What I found interesting as I thought about it more was that these two cities are in two different places, charting two different paths forward.

Ligonier is focusing on building out, while Kendallville is focused on rebuilding within.

We’ll start with Kendallville, which is where I spend most of my time and energy since it’s my beat here at the newspaper.

As I’ve written before in my column, Kendallville’s got it going on when it comes to its downtown.

The city clinched a $600,000 state grant in 2019 and parlayed that into a $1.57 million streetscape project. It repaved Main Street this year. It introduced a concept for a $138,000 pocket park near City Hall and raised those funds (mostly) privately and started on construction in less than four months. Then the city landed a $2 million pilot program grant from the state in the PreservINg Main Street program for numerous building facade renovations scheduled to occur in 2022.

Kendallville is looking to keep building momentum with a full-time Main Street manager starting in January, a new historic preservation commission tasked with keeping downtown looking sharp and the possibility of getting regional READI funds for a second-floor housing push it wants to launch.

Kendallville is dominating on downtown.

Meanwhile, in Ligonier, the latest conversation they’ve had about downtown was whether to reintroduce trash cans to Cavin Street. Talks about two years ago about re-jump-starting a defunct downtown organization fizzled as quickly as they began, and outside of some facade grants going out, there’s not much happening there.

But on the west side of the county, Ligonier has been gearing toward new development.

Within the last three years, Ligonier has annexed hundreds of acres of land on the southern end of the city and sliced that up with long-range plans to use parts of it for new commercial development along the highways and divvy up the rest for both residential use and industrial expansion.

Ligonier has a solid manufacturing base and we hear from city leaders that they’ve got jobs and they’ve got employment, and if they had a housing inventory ready and available they could easily inherit hundreds of new residents who are now commuting from communities further away.

The city has already seen that in action as its 60-lot Park Meadow subdivision off Union Street has boomed; it is easily Noble County’s most prolific center of new residential development. As of this summer, there had been 25 houses built there less than a year after the Park Meadow show home opened for viewing.

Ligonier has space to grow.

Meanwhile, Kendallville is mostly landlocked, with little prospect currently for future outward growth. The east side industrial park is almost completely filled. Outside of a new shell building on Ohio Street, there’s about zero space for new industrial development. As for housing, the announcement of the 72-lot Noble Creek subdivision in January 2020 was a huge win for Kendallville — the first sizable residential development in the city in literally 20 years — but two years have elapsed since and the land off Sherman Street is still in the mud pit stage.

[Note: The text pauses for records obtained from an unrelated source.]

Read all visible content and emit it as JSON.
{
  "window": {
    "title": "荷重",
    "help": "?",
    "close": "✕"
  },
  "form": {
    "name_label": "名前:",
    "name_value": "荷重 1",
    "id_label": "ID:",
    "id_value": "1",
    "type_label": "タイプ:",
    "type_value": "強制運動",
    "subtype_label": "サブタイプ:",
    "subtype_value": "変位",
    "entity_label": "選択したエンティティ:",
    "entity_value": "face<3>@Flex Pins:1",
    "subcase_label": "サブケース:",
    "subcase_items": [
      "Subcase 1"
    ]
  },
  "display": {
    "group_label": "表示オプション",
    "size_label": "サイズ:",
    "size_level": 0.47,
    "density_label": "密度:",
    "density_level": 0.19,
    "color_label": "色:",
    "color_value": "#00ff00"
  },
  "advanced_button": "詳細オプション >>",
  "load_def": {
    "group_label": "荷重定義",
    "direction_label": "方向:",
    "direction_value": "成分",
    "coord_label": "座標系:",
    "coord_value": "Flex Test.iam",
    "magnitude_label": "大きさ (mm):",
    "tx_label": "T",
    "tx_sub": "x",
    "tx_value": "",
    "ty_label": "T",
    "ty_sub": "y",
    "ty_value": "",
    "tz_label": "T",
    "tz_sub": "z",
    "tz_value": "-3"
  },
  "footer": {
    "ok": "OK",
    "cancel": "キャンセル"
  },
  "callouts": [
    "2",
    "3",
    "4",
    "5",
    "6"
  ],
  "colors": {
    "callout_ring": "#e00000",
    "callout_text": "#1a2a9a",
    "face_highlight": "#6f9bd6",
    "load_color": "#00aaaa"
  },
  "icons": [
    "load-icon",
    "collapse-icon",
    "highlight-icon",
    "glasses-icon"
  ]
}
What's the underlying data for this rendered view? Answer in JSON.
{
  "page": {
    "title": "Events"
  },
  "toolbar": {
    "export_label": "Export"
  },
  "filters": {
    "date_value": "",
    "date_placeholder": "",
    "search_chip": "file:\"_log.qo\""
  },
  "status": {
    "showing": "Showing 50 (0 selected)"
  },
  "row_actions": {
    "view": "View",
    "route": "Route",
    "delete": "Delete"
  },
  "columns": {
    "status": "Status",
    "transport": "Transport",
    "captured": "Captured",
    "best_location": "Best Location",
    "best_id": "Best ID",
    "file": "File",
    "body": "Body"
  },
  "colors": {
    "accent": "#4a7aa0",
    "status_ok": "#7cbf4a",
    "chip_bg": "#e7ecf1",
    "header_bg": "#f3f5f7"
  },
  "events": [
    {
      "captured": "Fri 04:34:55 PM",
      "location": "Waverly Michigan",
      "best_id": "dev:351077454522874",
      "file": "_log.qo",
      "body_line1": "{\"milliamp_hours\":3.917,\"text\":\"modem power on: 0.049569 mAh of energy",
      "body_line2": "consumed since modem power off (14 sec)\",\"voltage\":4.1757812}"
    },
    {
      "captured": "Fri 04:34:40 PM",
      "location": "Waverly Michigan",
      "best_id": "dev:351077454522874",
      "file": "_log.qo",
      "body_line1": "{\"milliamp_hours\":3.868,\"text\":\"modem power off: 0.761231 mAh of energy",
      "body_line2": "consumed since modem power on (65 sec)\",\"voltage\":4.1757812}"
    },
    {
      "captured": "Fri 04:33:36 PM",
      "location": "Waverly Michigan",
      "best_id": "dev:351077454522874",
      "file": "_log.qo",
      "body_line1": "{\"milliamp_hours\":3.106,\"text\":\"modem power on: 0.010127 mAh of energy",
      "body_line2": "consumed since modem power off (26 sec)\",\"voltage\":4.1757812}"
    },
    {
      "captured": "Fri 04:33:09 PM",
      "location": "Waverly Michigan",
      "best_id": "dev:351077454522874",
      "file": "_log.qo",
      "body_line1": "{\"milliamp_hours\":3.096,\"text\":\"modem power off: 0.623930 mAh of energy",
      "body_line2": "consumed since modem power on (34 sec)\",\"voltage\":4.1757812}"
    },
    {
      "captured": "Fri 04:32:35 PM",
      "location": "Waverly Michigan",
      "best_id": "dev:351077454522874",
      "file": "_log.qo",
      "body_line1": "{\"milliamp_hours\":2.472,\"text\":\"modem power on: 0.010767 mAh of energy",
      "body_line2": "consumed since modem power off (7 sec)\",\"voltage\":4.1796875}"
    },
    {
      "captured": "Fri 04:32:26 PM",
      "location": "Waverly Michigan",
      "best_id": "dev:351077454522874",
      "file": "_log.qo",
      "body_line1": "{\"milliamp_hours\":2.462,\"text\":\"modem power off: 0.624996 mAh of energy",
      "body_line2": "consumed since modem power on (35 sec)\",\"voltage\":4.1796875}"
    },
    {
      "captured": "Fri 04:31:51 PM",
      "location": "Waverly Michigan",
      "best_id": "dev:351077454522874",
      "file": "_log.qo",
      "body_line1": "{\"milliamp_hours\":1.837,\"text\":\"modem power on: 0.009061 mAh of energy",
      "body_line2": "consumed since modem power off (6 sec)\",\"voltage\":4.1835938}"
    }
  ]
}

None of this is to say that one approach is better than the other, however it presents a chicken-and-egg scenario.

If a more attractive and bustling downtown brings more interest to Kendallville but there’s nowhere to build a house or bring a new factory, does that investment secure growth or does it just hold what’s already here? If there’s space to build homes and businesses in Ligonier but the downtown and commercial areas aren’t vibrant and attractive, are people and businesses going to want to move there and fill that available space?

Pursuing both routes simultaneously — engaging in revitalization while also positioning for expansion — would probably be ideal, but, as stated before, resources are finite so priorities have to be set.

Heading into 2022 and beyond, I’d encourage both cities to take a look at their neighbors and take a page out of each others’ books.

(Maybe there’s an opportunity here to pitch a reality TV show called “Mayor Swap” to some cable network ... hmmm.)

I can’t argue that one approach is better than the other, although I suppose 20 years from now, we’ll be able to look back and determine if one got to where they wanted to go quicker or better than the other.

From my newspaper perch here right now, I see two communities making smart, albeit different, moves to position themselves for their future.

I’m looking forward to seeing how they work out.